Rango n’est pas un film pour les enfants. Les blagues sont trop décalées, les références trop érudites et les personnages trop moches. Des animaux font griller des chamallows autour d’un feu en énumérant les trucs les plus bizarres qu’ils aient jamais régurgités, l’esprit du far-west se promène en caddie de golf et des hiboux-mariachis racontent l’histoire en musique et en se trompant tout le temps dans leurs prédictions. Rango est un film bizarre.
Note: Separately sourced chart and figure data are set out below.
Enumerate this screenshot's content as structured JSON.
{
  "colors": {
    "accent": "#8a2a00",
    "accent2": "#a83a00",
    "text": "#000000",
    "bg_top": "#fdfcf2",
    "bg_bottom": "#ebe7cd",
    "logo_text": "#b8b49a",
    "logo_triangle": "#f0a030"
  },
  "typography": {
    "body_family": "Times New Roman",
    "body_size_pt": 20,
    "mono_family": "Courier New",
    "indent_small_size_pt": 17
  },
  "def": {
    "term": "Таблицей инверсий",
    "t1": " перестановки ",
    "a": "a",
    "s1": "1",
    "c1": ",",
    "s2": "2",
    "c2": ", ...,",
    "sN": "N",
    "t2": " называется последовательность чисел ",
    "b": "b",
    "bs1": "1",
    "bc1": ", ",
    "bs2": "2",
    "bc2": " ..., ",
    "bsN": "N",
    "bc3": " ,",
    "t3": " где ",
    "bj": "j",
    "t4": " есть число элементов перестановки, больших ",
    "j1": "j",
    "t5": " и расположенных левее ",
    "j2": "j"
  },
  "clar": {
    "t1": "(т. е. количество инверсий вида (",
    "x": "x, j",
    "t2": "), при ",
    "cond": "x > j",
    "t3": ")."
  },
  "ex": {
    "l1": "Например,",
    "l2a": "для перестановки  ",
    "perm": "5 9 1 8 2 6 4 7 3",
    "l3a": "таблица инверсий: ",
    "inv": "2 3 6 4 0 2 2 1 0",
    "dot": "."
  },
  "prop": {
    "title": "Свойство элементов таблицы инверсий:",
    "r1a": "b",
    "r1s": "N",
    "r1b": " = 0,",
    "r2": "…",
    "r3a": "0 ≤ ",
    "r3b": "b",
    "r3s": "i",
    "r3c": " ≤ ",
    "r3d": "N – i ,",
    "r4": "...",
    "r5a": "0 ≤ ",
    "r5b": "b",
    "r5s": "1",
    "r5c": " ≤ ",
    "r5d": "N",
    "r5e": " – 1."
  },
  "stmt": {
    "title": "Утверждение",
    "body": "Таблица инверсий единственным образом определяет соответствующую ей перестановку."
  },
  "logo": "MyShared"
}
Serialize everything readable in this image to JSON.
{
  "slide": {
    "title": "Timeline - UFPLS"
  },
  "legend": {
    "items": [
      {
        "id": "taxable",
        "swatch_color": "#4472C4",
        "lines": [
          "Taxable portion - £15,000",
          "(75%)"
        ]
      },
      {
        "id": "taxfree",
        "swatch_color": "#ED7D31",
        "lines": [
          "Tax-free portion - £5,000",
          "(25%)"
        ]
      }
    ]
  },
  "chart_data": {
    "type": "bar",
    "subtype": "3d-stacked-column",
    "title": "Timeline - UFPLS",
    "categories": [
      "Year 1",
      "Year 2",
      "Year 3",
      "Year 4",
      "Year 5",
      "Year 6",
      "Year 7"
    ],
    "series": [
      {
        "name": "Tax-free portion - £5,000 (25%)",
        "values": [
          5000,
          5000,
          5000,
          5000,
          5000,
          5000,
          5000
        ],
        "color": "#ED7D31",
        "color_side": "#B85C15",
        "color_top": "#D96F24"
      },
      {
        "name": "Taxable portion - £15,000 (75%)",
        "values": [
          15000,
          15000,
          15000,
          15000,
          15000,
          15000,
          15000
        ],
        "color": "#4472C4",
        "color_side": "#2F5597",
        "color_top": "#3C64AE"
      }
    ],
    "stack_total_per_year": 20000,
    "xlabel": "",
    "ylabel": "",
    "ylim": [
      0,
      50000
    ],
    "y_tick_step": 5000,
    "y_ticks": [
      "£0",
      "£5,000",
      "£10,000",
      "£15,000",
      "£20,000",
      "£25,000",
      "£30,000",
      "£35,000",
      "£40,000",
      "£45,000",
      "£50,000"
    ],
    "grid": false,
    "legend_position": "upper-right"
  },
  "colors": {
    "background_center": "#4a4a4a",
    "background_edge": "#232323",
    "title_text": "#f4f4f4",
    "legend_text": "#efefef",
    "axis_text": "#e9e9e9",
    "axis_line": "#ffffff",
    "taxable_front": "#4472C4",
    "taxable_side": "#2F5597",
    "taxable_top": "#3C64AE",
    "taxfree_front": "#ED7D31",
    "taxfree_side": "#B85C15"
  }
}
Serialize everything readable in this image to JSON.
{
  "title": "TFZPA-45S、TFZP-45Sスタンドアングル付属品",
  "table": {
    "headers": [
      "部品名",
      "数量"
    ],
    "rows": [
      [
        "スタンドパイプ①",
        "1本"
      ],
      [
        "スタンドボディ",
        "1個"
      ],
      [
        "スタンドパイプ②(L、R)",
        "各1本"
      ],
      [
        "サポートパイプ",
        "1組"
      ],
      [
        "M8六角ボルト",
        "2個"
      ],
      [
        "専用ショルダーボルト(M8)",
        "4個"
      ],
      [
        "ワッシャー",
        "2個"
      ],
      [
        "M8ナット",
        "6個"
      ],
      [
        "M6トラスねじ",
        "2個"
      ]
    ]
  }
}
Comme dans Rubber on ne rentre pas forcément dans le délire du réalisateur Gore Verbinski. A tort : c’est cool. Pour une fois dans un film américain, le héros est un sale mec et certaines scènes laissent le temps de respirer, au lieu de nous abrutir d’action. Comme c’est une grosse machine un peu hollywoodienne, on n’échappe pas aux bons sentiments, mais ils sont moins cons que d’habitude.

Visuellement, Rango est d’une perfection troublante qui rétrécit encore la différence entre la réalité et les images de synthèse. Clairement, c’est beau. Et souvent très bien cadré. L’univers du western colle à l’image, la musique est plutôt chouette et les acteurs sont parfaits.

Par contre j’ai pas de chute pour cet article, mais si j’ai pas fini d’écrire dans trois minutes, je m’écroule sur mon clavier.

En Bref : Il faut aller voir Rango. Après trois Pirates des Caraïbes, Gore Verbinski prouve qu’il est vraiment doué pour l’aventure grand public avec des personnages nonsense, des moustachus à chapeaux et Johnny Depp (qui prête sa langue au lézard). Divertissement agréable, son film se place au-dessus de l’écurie Pixar, qui se fourvoie dans des trucs un peu nazes depuis Là-haut.

Maintenant, on aurait aimé que le trip bizarre soit poussé plus loin et que les blagues soient plus nombreuses. Peut-être qu’alors, Juliette ne se serait pas endormie.